Using utility data that is adjusted for fluctuations in weather, the program ranks the annual energy reduction of buildings competing in nine categories including entertainment, health care, education and public buildings.
The School of Public Health II building experienced a 34 percent reduction in energy, the largest reduction of any building in the 2017 competition.
Multiple projects led to the achievement, including lamp and LED upgrades, yearly steam trap testing and insulation upgrades, says U-M Regional Energy Manager Andy Cieslinski.
Cieslinski notes that OCS and Energy Management have conducted different outreach campaigns over the past few years to get building occupants more engaged in sustainable behaviors.
“This recognition comes at a great time because we have recently revamped our outreach program with new distribution materials with sustainable actions and best practices noted on posters, magnets, stickers and even digital signage across campus,” Cieslinski says. “We also refreshed the look of our building energy data webpage to make it more user friendly.”
Cieslinski also notes a few easy ways to be mindful of how utilities and resources are used.
“From electricity to paper, do your best to reduce your usage.
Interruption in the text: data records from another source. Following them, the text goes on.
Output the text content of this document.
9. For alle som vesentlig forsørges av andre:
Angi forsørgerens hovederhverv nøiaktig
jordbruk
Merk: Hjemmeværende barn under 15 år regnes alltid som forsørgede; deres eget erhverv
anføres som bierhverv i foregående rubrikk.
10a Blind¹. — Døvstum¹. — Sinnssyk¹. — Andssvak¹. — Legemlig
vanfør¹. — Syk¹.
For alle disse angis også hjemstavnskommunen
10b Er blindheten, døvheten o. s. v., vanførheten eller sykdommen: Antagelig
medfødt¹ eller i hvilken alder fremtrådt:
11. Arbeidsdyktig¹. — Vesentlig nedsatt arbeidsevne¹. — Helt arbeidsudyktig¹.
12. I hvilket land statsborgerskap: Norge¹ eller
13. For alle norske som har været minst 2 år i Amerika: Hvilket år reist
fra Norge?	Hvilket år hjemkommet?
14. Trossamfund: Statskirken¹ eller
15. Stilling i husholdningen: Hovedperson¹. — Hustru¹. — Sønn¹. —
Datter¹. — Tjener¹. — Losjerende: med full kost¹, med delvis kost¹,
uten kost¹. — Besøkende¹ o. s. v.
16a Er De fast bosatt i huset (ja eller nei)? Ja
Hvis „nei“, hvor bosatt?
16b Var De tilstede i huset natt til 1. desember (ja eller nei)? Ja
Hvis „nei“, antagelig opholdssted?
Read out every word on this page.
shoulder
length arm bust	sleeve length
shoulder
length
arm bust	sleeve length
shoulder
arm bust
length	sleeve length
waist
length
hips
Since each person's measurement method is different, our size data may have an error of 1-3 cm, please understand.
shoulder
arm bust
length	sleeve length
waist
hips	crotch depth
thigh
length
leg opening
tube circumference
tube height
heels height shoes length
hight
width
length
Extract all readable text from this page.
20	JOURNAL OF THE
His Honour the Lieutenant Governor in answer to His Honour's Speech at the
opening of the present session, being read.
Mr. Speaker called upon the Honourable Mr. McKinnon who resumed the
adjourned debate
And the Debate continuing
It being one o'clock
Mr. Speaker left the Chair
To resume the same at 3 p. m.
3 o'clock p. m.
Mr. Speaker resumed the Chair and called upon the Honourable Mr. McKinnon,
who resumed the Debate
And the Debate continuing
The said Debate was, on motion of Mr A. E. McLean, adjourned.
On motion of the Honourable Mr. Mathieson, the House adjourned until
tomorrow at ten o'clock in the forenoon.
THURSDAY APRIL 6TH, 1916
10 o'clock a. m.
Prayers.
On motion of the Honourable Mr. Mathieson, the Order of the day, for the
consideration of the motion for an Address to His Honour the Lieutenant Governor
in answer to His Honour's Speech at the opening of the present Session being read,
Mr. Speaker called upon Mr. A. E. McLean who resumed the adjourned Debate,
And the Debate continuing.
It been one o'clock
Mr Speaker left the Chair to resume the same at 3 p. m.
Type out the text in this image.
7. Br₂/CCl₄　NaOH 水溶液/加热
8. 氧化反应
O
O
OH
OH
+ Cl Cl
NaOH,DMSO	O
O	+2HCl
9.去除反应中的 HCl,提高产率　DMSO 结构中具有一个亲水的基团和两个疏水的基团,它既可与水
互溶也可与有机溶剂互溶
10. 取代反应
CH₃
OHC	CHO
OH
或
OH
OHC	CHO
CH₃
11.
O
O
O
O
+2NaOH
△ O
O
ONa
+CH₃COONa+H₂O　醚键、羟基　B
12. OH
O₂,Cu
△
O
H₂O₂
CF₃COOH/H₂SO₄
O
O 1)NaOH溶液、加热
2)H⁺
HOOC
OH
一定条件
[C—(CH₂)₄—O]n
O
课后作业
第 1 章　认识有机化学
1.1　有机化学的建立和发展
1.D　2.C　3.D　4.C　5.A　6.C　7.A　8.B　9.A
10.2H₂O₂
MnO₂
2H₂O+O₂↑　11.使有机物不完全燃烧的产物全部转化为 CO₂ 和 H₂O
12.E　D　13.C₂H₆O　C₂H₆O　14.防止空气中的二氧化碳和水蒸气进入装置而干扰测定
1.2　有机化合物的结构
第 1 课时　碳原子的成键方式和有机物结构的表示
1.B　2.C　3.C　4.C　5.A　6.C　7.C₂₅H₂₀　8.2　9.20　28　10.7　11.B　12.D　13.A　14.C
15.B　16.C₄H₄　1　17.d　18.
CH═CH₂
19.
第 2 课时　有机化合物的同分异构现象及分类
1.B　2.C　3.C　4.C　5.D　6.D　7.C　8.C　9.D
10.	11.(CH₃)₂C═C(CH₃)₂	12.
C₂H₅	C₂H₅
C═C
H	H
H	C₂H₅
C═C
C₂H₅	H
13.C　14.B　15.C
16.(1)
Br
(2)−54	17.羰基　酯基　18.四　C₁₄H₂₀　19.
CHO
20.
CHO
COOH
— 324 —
Remember to turn things off, close windows and keep thermostats set between 68 and 76 degrees Fahrenheit.”
Conservation efforts in the Angell Complex resulted in a 22 percent energy reduction.
“In the Angell Hall complex, the success can’t be attributed to one large project, but instead a series of methodical and intentional efforts,” Morgan says. “These efforts included energy projects, behavioral change, operational changes and work done by facilities maintenance, which as a whole delivered these positive results.”
The work to reduce building energy directly supports the university’s broader commitment to sustainability, known as Planet Blue and its 2025 goals in the areas of climate action and community engagement.
The 2017 winners were honored at the Michigan Energy Summit in Grand Rapids on April 18, where Morgan and Cieslinski joined Connor Flynn, energy engineer, and Jimmie Kennedy, facility manager at the School of Public Health, to accept the recognition on behalf of the university.